Soru: İslam putperestleri eleştiriyor. Ama Müslümanlar da Kabe’ye tapmıyor mu?

Cevap: Bu soruyu soranlar muhtemelen ya tapmak kelimesinin manasını ya da İslam’ı bilmemektedirler. Zira tapmak, ibadet etmek demektir. İbadet ise, İmam-ı Azam Ebû Hanîfe’nin (Rahimehullah) tarifiyle, kendisinde itaatin, rağbetin ve rubûbiyeti kabullenmenin toplanmasıdır.[1] Yani bir insanın birisine tapması için ona itaat etmesi, kutsaması ve yaratmak, şifa vermek gibi ilahlık vasıflarını vermesi gerekir.

Putperestler, putlarına taparken bizatihi onlar için kurban keser, onlara adak adar, onlara dua eder, şifayı onlardan beklerdi. Yani putperest olmak demek şekil olarak karşısına geçmekten ibaret değildi. Kalbiyle de o taşların tasarruf sahibi olduklarına inanmaktaydılar.[2]

Halbuki İslam’ın en temel vurgusu bir olan Allah’a ibadet etmektir. Yalnızca O’na kulluk etmek ile başlar Kur’ân-ı Kerîm.[3] Müslümanların Kâbe’nin etrafında dönmeleri ona tapmalarından değil, Allah Teala’nın «Beyt-i Âtik’i tavaf etsinler.»[4] emrinden dolayıdır. Kâbe’ye dönerek namaz kılmaları onun tuğlası kutsal olduğu için değil, Cenab-ı Hakk’ın «Artık namazda yüzünü Mescid-i Haram’a dön»[5] emr-i ilahisinden kaynaklanmaktadır. Zira Müslümanlar için Kâbe, kıble yani “yön” mahiyetindedir. Dünyadaki tüm Müslümanlar farklı farklı yerlere dönerek namaz kılmasın diye bir kıble gerekir ki o da Kâbe’nin bulunduğu mekandır.

Hasılı Müslümanlar Kâbe için namaz kılmazlar. Kâbe’ye dönmek suretiyle zaman ve mekândan münezzeh olan Allah için namaz kılarlar. Zaten bir şeye dönerek namaz kılmak onu putlaştırmak manasına gelseydi o zaman hiçbir Müslümanın şirkten kurtulması mümkün olmayacaktı. Zira ya toprağa doğru dönecek ya duvara ya taşa ya da dereye.

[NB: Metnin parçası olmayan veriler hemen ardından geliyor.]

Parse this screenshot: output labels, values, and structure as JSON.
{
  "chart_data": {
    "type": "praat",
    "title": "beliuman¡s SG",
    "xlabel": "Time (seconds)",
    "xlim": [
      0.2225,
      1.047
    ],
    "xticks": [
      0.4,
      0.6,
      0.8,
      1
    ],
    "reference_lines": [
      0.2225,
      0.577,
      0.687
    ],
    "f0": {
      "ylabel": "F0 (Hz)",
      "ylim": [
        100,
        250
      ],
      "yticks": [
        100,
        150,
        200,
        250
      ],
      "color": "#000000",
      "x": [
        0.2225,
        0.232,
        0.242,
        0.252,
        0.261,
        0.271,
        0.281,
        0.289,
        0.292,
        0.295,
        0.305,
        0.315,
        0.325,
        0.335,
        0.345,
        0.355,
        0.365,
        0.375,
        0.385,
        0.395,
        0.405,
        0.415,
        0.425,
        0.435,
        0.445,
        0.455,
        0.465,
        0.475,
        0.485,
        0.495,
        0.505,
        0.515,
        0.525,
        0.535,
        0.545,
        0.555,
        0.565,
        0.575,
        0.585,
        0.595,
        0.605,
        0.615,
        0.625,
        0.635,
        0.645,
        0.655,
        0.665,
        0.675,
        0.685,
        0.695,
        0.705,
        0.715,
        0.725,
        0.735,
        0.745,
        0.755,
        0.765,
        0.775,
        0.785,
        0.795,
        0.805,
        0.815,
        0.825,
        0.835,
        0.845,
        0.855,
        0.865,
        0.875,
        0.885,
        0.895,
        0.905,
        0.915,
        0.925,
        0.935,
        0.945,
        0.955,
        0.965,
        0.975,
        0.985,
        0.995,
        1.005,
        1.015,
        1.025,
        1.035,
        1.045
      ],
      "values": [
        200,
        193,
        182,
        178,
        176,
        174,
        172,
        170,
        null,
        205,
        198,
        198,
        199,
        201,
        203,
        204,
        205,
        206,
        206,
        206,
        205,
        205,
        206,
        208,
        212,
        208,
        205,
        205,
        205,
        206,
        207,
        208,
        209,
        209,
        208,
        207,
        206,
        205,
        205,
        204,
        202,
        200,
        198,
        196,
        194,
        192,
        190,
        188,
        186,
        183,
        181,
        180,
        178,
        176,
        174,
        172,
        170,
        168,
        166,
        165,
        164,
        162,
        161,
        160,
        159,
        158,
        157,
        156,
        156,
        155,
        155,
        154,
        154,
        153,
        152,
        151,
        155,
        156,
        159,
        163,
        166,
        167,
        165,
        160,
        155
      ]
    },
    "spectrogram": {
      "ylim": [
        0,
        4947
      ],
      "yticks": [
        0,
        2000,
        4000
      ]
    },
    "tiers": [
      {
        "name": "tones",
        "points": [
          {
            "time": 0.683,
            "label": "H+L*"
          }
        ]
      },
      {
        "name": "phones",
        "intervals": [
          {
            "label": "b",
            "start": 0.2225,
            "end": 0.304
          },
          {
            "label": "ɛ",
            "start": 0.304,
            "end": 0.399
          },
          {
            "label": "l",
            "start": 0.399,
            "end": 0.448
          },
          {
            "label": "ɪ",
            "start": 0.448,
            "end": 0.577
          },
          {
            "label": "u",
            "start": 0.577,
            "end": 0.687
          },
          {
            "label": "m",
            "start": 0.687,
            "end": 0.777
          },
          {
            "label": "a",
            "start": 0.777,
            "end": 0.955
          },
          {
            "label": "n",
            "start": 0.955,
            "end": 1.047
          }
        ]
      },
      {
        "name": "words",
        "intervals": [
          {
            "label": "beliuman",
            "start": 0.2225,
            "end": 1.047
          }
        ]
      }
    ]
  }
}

Bu mesele için bu kadar cevabın kâfi olduğunu düşündüğümüzden sözü fazla uzatmak istemiyoruz. Sadece son olarak şunu söyleyelim ki canlıların sûretinin resmedilmesini bile hoş görmeyen İslam’ı[6] putperestlikle bağdaştırmak, güneşin soğuk olduğunu iddia etmekten farksızdır.


[1] Ebû Hanife, el-Âlim ve’l-Müteallim, s. 33.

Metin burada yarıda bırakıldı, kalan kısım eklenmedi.